Royal Bank of Scotland (RBS), one of the U.K.’s “big four” banks, reported its ninth consecutive year of losses in its full-year earnings released Friday.
Its net loss for the year came in at £6.95 billion ($8.72 billion) – compared to a £1.98 billion loss in 2015 – and was reflective of around £10 billion of one-off payments including litigation and cost cutting charges. It said restructuring costs were £2.1 billion for 2016, compared with £2.9 billion in 2015.
“(It’s) difficult to announce that sort of loss, particularly one of that magnitude,” Ewen Stevenson, RBS chief financial officer, told CNBC on Friday.

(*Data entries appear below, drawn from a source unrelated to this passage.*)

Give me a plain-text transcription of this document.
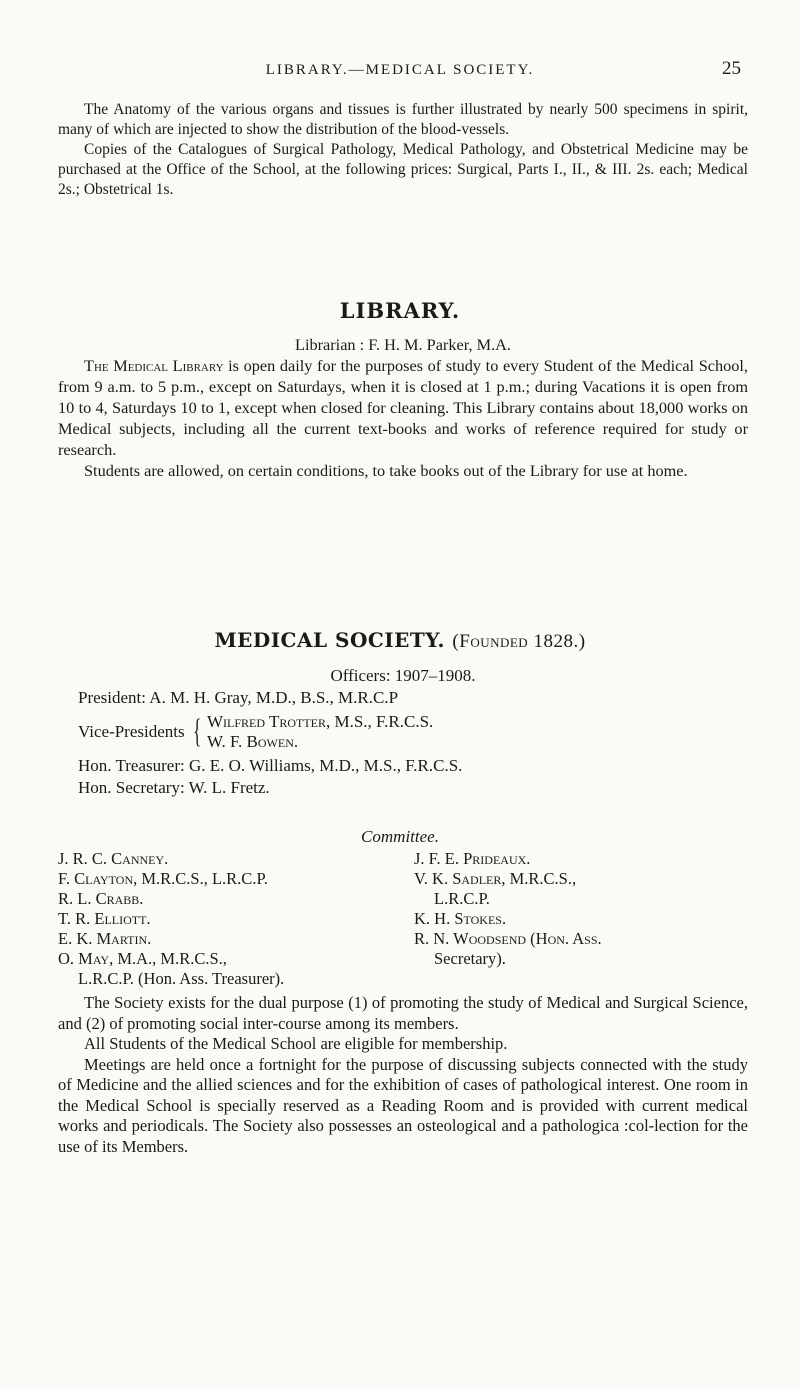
LIBRARY.—MEDICAL SOCIETY.	25

The Anatomy of the various organs and tissues is further illustrated by nearly 500 specimens in spirit, many of which are injected to show the distribution of the blood-vessels.

Copies of the Catalogues of Surgical Pathology, Medical Pathology, and Obstetrical Medicine may be purchased at the Office of the School, at the following prices: Surgical, Parts I., II., & III. 2s. each; Medical 2s.; Obstetrical 1s.

LIBRARY.

Librarian : F. H. M. Parker, M.A.

The Medical Library is open daily for the purposes of study to every Student of the Medical School, from 9 a.m. to 5 p.m., except on Saturdays, when it is closed at 1 p.m.; during Vacations it is open from 10 to 4, Saturdays 10 to 1, except when closed for cleaning. This Library contains about 18,000 works on Medical subjects, including all the current text-books and works of reference required for study or research.

Students are allowed, on certain conditions, to take books out of the Library for use at home.

MEDICAL SOCIETY. (Founded 1828.)
Officers: 1907–1908.
President: A. M. H. Gray, M.D., B.S., M.R.C.P
Vice-Presidents { Wilfred Trotter, M.S., F.R.C.S.
W. F. Bowen.
Hon. Treasurer: G. E. O. Williams, M.D., M.S., F.R.C.S.
Hon. Secretary: W. L. Fretz.
Committee.
J. R. C. Canney.
F. Clayton, M.R.C.S., L.R.C.P.
R. L. Crabb.
T. R. Elliott.
E. K. Martin.
O. May, M.A., M.R.C.S.,
L.R.C.P. (Hon. Ass. Treasurer).
J. F. E. Prideaux.
V. K. Sadler, M.R.C.S.,
L.R.C.P.
K. H. Stokes.
R. N. Woodsend (Hon. Ass.
Secretary).

The Society exists for the dual purpose (1) of promoting the study of Medical and Surgical Science, and (2) of promoting social inter-course among its members.

All Students of the Medical School are eligible for membership.

Meetings are held once a fortnight for the purpose of discussing subjects connected with the study of Medicine and the allied sciences and for the exhibition of cases of pathological interest. One room in the Medical School is specially reserved as a Reading Room and is provided with current medical works and periodicals. The Society also possesses an osteological and a pathologica :col-lection for the use of its Members.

The U.K.-based lender, which required a state bailout during the financial crash, has now been unable to report an annual profit since 2007. The embattled bank has waded through several legal scandals, job cuts and asset sales over the past decade.
RBS announced Friday it plans to cut another £750 million in operating expenses next year in order to try to offset the challenge of making a profit in a low-interest rate economy. The bank also said it planned to store even more money to deal with U.S. legal action and the scrapped sale of its Williams & Glyn business.
It forecast that 2017 would be another year of losses but would swing back to full-year profits in 2018. CEO Ross McEwan said there would be further job losses at the bank as it targets £2 billion in savings over the next four years, according to Reuters.
Shares of the lender slipped over 2 percent shortly after markets opened in Europe on Friday morning.
“There is a decent bank inside RBS struggling to get out, but it’s those ‘one-off items’ which pop up with such alarming regularity which keep pushing the bank deep into the red,” Laith Khalaf, senior analyst at Hargreaves Lansdown, said in a note.
“The bank is certainly making progress, though it has been severely hampered by mopping up the mess left by the financial crisis. There is every reason to believe RBS can be a profitable bank, returned to private hands, the question is how long it will take to get there,” he concluded.
The U.K. government, which remains the majority shareholder of RBS after the lender was part-nationalized in 2008, has recently urged the European Commission to compromise in its demands for RBS to have to sell off more than 300 of its branches.
European regulators originally insisted the bank had to sell the branches by 2013 so as to prevent the lender from gaining an unfair advantage over its competitors. In fact, the sale of part of RBS’s assets had been a condition in the £45.5 billion state bailout package during the financial crisis.
The Commission is set to consider whether measures taken by RBS throughout its multi-year restructuring are equivalent to selling off its branches which would likely take many weeks to resolve, according to a Reuters report.
RBS, which was one of few U.K.-based banks to fail a stress test last November, has also faced massive fines for its role in the mis-selling of residential mortgage-backed securities (RMBS).
“I think there has been two significant issues overhanging the bank in recent months, one has been Williams & Glyn and the other has been U.S. RMBS, it’s clearly a significant issue that we need to get through before we can get back to being a normalized bank paying dividends (and) making profits,” Stevenson added.